The Untouchables star objects to cuts in his latest movie, a baseball tale called For Love of the Game, which has just premiered in the US and is out of general release from 17 September.
"For Universal, this movie has always been about the length and the rating. It's never been about the content," he told Newsweek magazine.
Oscar-winning Costner is reported to have pulled out of all promotional TV appearances, after a nude shower scene and expletives in two further scenes were cut from the film.
The changes secured the Sam Raimi directed movie a PG-13 rating, instead of an R - which would have prevented those under 18 seeing it.
"The studio and I don't even talk. They don't want to talk to me," said the 44-year-old, admitting that Universal were unlikely to seek his services in the furture.

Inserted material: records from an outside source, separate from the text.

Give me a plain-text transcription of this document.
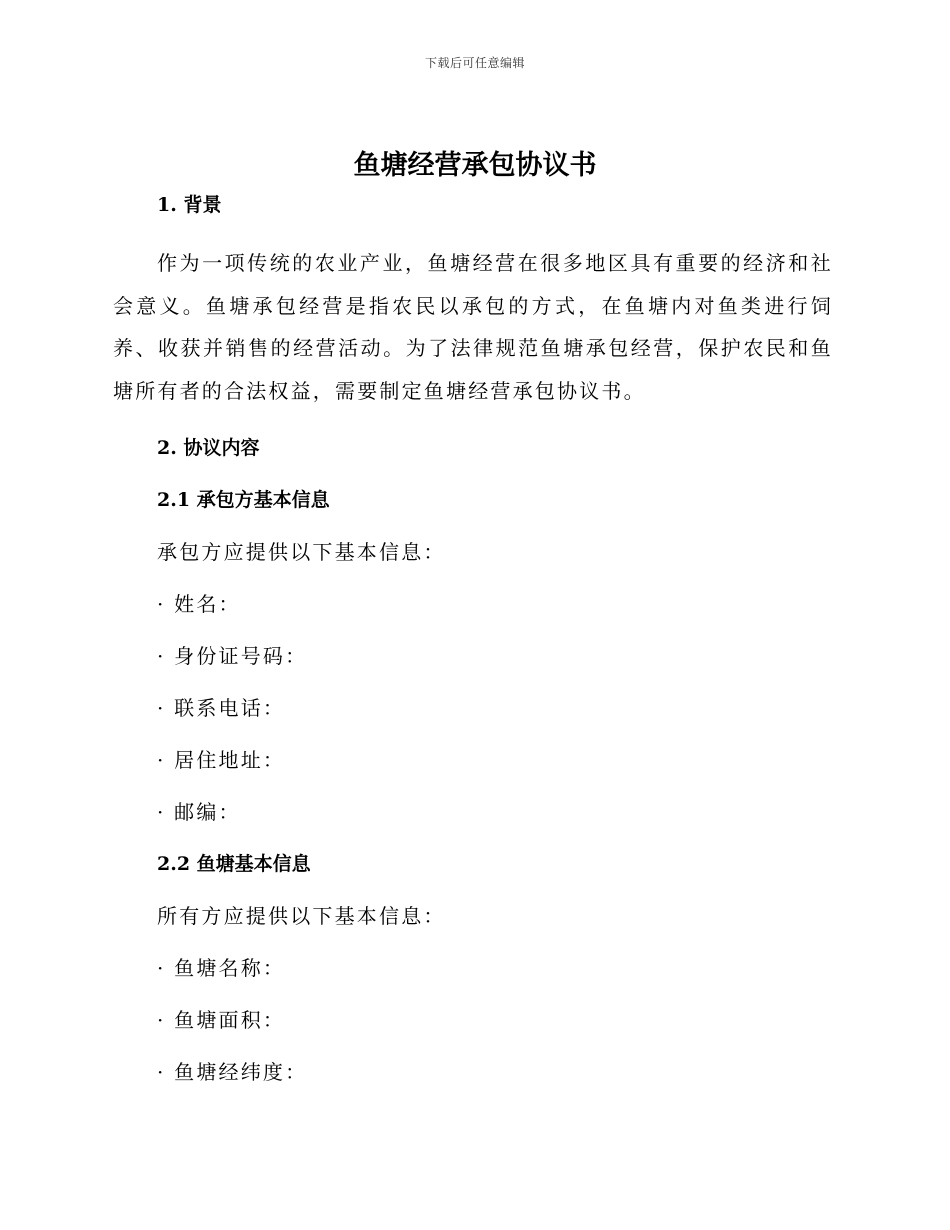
下载后可任意编辑
鱼塘经营承包协议书
1. 背景

作为一项传统的农业产业，鱼塘经营在很多地区具有重要的经济和社会意义。鱼塘承包经营是指农民以承包的方式，在鱼塘内对鱼类进行饲养、收获并销售的经营活动。为了法律规范鱼塘承包经营，保护农民和鱼塘所有者的合法权益，需要制定鱼塘经营承包协议书。

2. 协议内容
2.1 承包方基本信息
承包方应提供以下基本信息：
· 姓名：
· 身份证号码：
· 联系电话：
· 居住地址：
· 邮编：
2.2 鱼塘基本信息
所有方应提供以下基本信息：
· 鱼塘名称：
· 鱼塘面积：
· 鱼塘经纬度：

"I certainly don't want to make movies with them...I'll never forgive or forget what they've done."
Costner accused of 'hijacking' movie
"Kevin's not the director and it's not fair for him to hijack a $50 million asset," said Universal boss Stacey Snider in response to Costner's withering attack.
"I realise this is very much about principle for Kevin, but principle doesn't mean that you never compromise. Our feeling is that we have backed the filmmaker and his name is Sam Raimi, not Kevin Costner."
Raimi is the man responsible for the Evil Dead films and the highly-acclaimed A Simple Plan. He also produced the hit TV shows Xena: Warrior Princess and Hercules: The Legendary Journeys.
Costner has had a more chequered career. His directorial debut Dances with Wolves won seven Academy awards, including the Oscars for Best Film and Best Director.
When the $175m film's director Kevin Reynolds quit, Costner fought the studio over the final running time. The movie made only $88m at the US box office, only being pushed into profit by its worldwide takings.
He again clashed with Universal about cuts in 1997, when the studio tried to shorten Costner's preferred three-hour version of The Postman.
Such battles have resulted in the star being labelled as difficult.